La cosa social se complica en cuando las autoridades nacionales o locales, por combatir la pandemia cierran negocios, arruinan indiscriminadamente a los empresarios que dan trabajo o los que viven del rebusque; se enclaustra enfermos con sanos lo que no pasa ni en los manicomios. Es cuando se multiplican los contaminados y no alcanzan los hospitales para atenderlos. Se le suma a eso el proyecto tributario de pretender que todos contribuyan a engordar las arcas oficiales. Sin importar que de improviso se arruine el comercio, ni que terminen por asfixiar la libre empresa. En estos momentos dolorosos de la pandemia, lanzar un plan tributario con tufo de injusticia social, que golpea los sectores más vulnerables de la sociedad, no solamente es inaudito, imprudente, provocador, sino que es como rociar combustible en vez de agua para apagar el incendio de un polvorín. Es elemental que cuando un individuo se ahoga y pide auxilio, se le lanza un salvavidas y no una roca que lo descalabre. Maquiavelo señala que los acuerdos políticos se gestan antes y no en medio o después de la tormenta. No por eso voy a responsabilizar al ministro Carrasquilla, que es un técnico brillante, que cumple con aplicar las fórmulas del FMI. Lo que pasa es que esas fórmulas no sirven para todos los países ni menos para el nuestro en este momento, donde tenemos el agregado de la violencia, los cultivos ilícitos y la ausencia del Estado en más de medio país. Así que le pido a la galería y a los expertos que no disparen contra el ministro, qué como los pianistas del oeste turbulento en los Estados Unidos, toca lo mejor que puede.
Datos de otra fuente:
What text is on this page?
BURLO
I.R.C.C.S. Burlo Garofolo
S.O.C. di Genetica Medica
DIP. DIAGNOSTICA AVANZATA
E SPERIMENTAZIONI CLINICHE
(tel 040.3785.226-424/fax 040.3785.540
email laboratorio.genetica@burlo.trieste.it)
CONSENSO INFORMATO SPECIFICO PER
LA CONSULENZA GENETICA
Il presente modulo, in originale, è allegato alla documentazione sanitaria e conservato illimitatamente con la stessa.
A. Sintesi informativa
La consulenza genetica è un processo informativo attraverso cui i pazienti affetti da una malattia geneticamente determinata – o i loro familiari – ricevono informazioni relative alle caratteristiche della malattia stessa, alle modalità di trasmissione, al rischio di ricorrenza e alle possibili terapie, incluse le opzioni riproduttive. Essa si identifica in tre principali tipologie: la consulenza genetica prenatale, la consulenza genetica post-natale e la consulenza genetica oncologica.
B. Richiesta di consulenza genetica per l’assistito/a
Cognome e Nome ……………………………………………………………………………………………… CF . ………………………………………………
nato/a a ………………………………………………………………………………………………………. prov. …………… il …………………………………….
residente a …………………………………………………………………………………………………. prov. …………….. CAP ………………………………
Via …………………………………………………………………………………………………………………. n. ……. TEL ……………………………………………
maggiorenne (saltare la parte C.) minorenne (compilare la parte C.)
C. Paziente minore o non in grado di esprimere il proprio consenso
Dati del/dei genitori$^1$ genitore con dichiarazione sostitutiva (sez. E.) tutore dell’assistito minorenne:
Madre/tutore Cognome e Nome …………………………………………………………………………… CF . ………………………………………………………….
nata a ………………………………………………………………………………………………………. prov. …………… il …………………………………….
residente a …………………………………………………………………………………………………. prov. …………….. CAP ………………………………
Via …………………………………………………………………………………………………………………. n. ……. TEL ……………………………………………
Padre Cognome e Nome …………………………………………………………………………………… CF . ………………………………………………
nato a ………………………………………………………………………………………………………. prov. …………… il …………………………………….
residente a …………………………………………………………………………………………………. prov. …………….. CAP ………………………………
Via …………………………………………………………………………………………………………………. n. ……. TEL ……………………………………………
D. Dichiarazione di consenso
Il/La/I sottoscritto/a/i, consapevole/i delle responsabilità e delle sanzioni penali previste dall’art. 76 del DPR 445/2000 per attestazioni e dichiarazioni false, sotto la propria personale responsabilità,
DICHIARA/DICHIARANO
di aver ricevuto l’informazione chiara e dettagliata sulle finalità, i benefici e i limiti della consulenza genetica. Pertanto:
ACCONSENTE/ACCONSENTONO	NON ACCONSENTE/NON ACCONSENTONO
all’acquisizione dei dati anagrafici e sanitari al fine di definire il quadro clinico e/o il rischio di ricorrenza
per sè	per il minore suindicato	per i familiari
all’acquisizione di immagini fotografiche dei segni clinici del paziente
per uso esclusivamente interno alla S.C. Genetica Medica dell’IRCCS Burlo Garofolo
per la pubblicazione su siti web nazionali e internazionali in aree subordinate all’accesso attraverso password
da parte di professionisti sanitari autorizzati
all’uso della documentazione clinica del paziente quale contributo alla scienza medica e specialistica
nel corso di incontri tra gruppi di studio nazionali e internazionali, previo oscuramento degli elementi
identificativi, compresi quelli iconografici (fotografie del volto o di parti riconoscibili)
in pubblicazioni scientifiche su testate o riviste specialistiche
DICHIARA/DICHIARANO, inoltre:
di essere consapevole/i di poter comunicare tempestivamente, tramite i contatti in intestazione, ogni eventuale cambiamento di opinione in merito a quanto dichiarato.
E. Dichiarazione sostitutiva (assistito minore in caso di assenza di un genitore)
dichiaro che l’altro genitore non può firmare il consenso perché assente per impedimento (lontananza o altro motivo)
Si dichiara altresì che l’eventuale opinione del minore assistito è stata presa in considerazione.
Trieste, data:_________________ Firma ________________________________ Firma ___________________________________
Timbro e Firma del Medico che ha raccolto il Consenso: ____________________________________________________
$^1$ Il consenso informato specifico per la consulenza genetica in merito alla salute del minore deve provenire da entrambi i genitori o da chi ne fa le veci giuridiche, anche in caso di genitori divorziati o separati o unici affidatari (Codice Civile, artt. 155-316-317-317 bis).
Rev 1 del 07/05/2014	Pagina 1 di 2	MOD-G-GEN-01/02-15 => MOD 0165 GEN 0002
Lo que debemos hacer -sin abandonar la prudencia profiláctica- es aplicar las fórmulas del desarrollismo que dibujó el estadista Álvaro Gómez, al que tanto admira el gobernante Se trata de estimular la economía por sectores, como la construcción. Más en la reforma impositiva desaparecen las ventajas para la inversión en vivienda social que dispuso el gobierno, pues reconsidérese ese punto. Habrá que promover contratos para construir carreteras, caminos a pico y pala, habilitar la navegación. Ofrecer más préstamos a los emprendedores internautas, los microempresarios como a los inversores en gran escala. Favorecer la agricultura nativa a todo trance, los cultivos, la eficaz asesoría de expertos, ofrecer crédito y motivar al consumidor colombiano a comprar colombiano. Invitemos al inversor internacional a desarrollar la periferia. Fomentemos zonas francas industriales, para que se produzcan motos, automóviles eléctricos y otros muchos productos, que entren al mercado colombiano y se puedan exportar a los vecinos. En ningún caso y bajo ningún motivo se debe tocar el capital personal con tributos expropiatorios. Como consagró en la Constitución Álvaro Gómez, mediante la planeación volquemos las energías nacionales al desarrollo. El Estado debe dar ejemplo de austeridad disminuyendo su tamaño, combatiendo la corrupción, una maravilla sería reducir el Congreso, volver al Senado tradicional y departamental, suprimir varios ministerios, institutos y corbatas, volver a una Corte Suprema de insobornables juristas. Restablecer en el frontispicio institucional el objetivo conservador de justicia social y el bien común.